Synthesis of resveratrol glycosides by cyclodextrin glycosyltransferase from Paenibacillus sp. RB01

Abstract

In this work, resveratrol glycosides were synthesized by transglycosylation reaction from β-cyclodextrin (β-CD) donor to resveratrol catalyzed by cyclodextrin glycosyltransferase (CGTase) from Paenibacillus sp.RB01. The effect of DMSO on CGTase stability was determined. The result showed that the enzyme activities were dramatically decreased when DMSO concentration increased. β-cyclodextrin was chosen as an appropriate glycosyl donor and it was found that 20% (v/v) of DMSO gave the highest production yield. To investigate its synthesis ability, the reaction mixture containing 1.0% (w/v) of resveratrol in 20% (v/v) of DMSO and 1.0% (w/v) of β-cyclodextrin were incubated with 100 U/ml of CGTase at 40°C for 24 hours.
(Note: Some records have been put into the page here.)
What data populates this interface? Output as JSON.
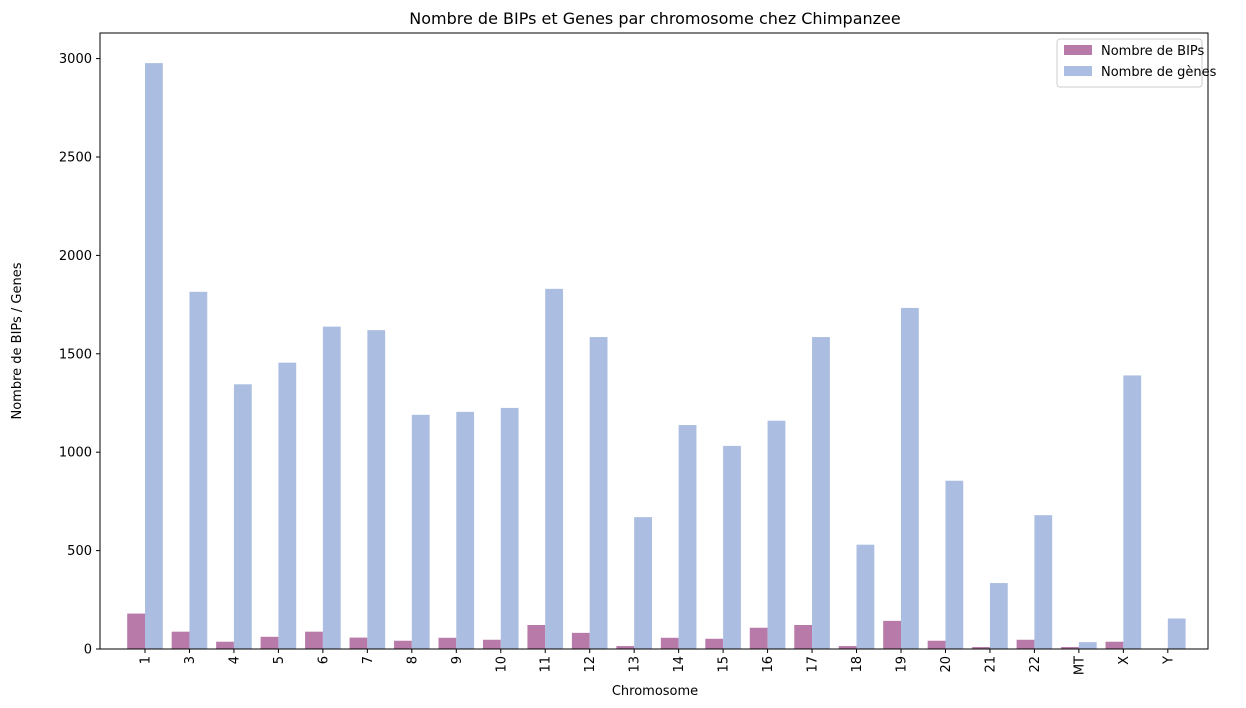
{
  "chart_data": {
    "type": "bar",
    "title": "Nombre de BIPs et Genes par chromosome chez Chimpanzee",
    "xlabel": "Chromosome",
    "ylabel": "Nombre de BIPs / Genes",
    "ylim": [
      0,
      3130
    ],
    "yticks": [
      0,
      500,
      1000,
      1500,
      2000,
      2500,
      3000
    ],
    "grid": false,
    "legend_position": "top-right",
    "categories": [
      "1",
      "3",
      "4",
      "5",
      "6",
      "7",
      "8",
      "9",
      "10",
      "11",
      "12",
      "13",
      "14",
      "15",
      "16",
      "17",
      "18",
      "19",
      "20",
      "21",
      "22",
      "MT",
      "X",
      "Y"
    ],
    "series": [
      {
        "name": "Nombre de BIPs",
        "color": "#b87ba9",
        "values": [
          180,
          88,
          37,
          62,
          88,
          58,
          42,
          57,
          47,
          122,
          82,
          15,
          57,
          52,
          108,
          122,
          15,
          143,
          42,
          10,
          47,
          10,
          37,
          0
        ]
      },
      {
        "name": "Nombre de gènes",
        "color": "#abbde1",
        "values": [
          2977,
          1815,
          1345,
          1455,
          1638,
          1620,
          1190,
          1205,
          1225,
          1830,
          1585,
          670,
          1138,
          1032,
          1160,
          1585,
          530,
          1733,
          855,
          335,
          680,
          35,
          1390,
          155
        ]
      }
    ]
  }
}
Two spots of the expected products were observed at Rf of 0.55 and 0.77. The products were preliminary characterized by glucoamylase and α-glucosidase and it was concluded that the product was glycoside derivative and glucose molecules was attached to resveratrol with α-1,4-linkage. After optimization, the yield was increased by 3.71 times. The main product was collected by HPLC and its molecular mass and its possible structure were analyzed by MS and LC-MS/MS techniques, respectively. The molecular mass of the main product (resveratrol glycoside I, Rt~13.6 minutes ) was found to be 390 Daltons which corresponded to resveratrol monoglucoside having one monoglucosyl group attached to the position of 3-hydroxyl group of resveratrol. The water solubility of resveratrol glycoside I (Rt ~13.6 minutes) and II (Rt ~12.8 minutes) was about 72 and 26 times higher than that of resveratrol, respectively. While the DPPH• scavenging effect (%) of both of resveratrol glycoside I and II were lower than those of resveratrol and vitamin C.